AMD’s ability to shoot itself in the foot is endless

Column Despite the fact that Intel paid AMD $1.25 billion at the end of last year to settle all that nasty, nasty antitrust stuff, it just won’t keep going away.

TG Daily reported yesterday that Intel had filed responses to investigations by the Federal Trade Commission and the State of New York – there really were some remarkable admissions in there by ex-AMDer Henri Richard and ex-chairman Hector Ruiz.

Richard, who we know has a taste in lovely ties and lovely cars, is quoted in the FTC Intel response as not thinking very much at all about the processors AMD was manufacturing at the time.  Ruiz suggested that AMD hadn’t got its mobile act together.

But let’s face it, most, probably every company goes through self-critical phases – SWAT the jargoneers call it. Perhaps Richard was just reflecting back what he’d heard from his customers and perhaps, at the elevated levels people like him and Ruiz occupy, they’re out of touch with what is possible at the engineering level.

Intel set the gold standard for notebooks quite some time ago with the Pentium M and the tech developed in Israel.

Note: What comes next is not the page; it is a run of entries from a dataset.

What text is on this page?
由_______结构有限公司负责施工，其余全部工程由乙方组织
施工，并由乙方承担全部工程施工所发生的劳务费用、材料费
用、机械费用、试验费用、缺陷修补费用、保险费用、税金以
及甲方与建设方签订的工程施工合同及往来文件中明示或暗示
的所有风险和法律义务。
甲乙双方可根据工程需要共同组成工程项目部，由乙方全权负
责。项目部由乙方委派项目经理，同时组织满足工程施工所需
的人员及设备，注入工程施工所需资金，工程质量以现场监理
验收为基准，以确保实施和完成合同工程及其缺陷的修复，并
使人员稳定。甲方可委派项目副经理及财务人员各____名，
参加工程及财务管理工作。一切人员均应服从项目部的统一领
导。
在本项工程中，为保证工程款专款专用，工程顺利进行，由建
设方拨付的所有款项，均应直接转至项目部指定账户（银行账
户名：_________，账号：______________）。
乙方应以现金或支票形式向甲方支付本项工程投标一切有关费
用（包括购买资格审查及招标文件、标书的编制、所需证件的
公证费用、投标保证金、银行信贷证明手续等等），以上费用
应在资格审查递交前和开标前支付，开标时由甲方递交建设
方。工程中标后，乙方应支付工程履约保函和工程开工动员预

The documents Intel published, we understand, were obtained as part of a discovery process. My god, what bliss it would be to be a fly on the wall. But no, that’s like a Kafka story isn’t it? And being a fly can’t be much fun – you’d have trouble understanding what marchitecture is, and when the guys started talking about 32 nanometer technology you’d just fall off the wall and drop dead. Flies have big eyes but tiny brains.

And let us never forget that Intel has very deep pockets indeed. It always has had. Semiconductors and the internet are just not, not going to go away. Microsoft operating systems might, but not in my lifetime I’d guess.

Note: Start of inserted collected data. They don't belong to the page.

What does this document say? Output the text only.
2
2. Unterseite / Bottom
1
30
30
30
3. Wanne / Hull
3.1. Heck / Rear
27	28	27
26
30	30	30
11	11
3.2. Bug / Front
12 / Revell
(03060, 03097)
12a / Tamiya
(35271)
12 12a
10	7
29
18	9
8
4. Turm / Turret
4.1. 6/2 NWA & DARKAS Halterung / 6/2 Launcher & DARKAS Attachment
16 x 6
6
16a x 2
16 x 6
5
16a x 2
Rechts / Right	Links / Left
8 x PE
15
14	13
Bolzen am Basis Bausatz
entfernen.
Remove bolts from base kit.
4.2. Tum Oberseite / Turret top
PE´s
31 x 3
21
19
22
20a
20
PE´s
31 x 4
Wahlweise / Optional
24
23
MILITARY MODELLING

AMD and Intel are not locked in a deadly embrace, like some database nightmare. They are key suppliers to people who make gizmos. It’s good to have other players in the marketplace like ARM, like Broadcom, and like Via. But the two companies were always going to settle their legal differences. They always have in the past, and, lest we forget, AMD, like Intel, both sprang from Fairchild. It’s symbiosis, it’s that ghastly word co-opetition and they both need each other far more than any other vendor or customer needs them.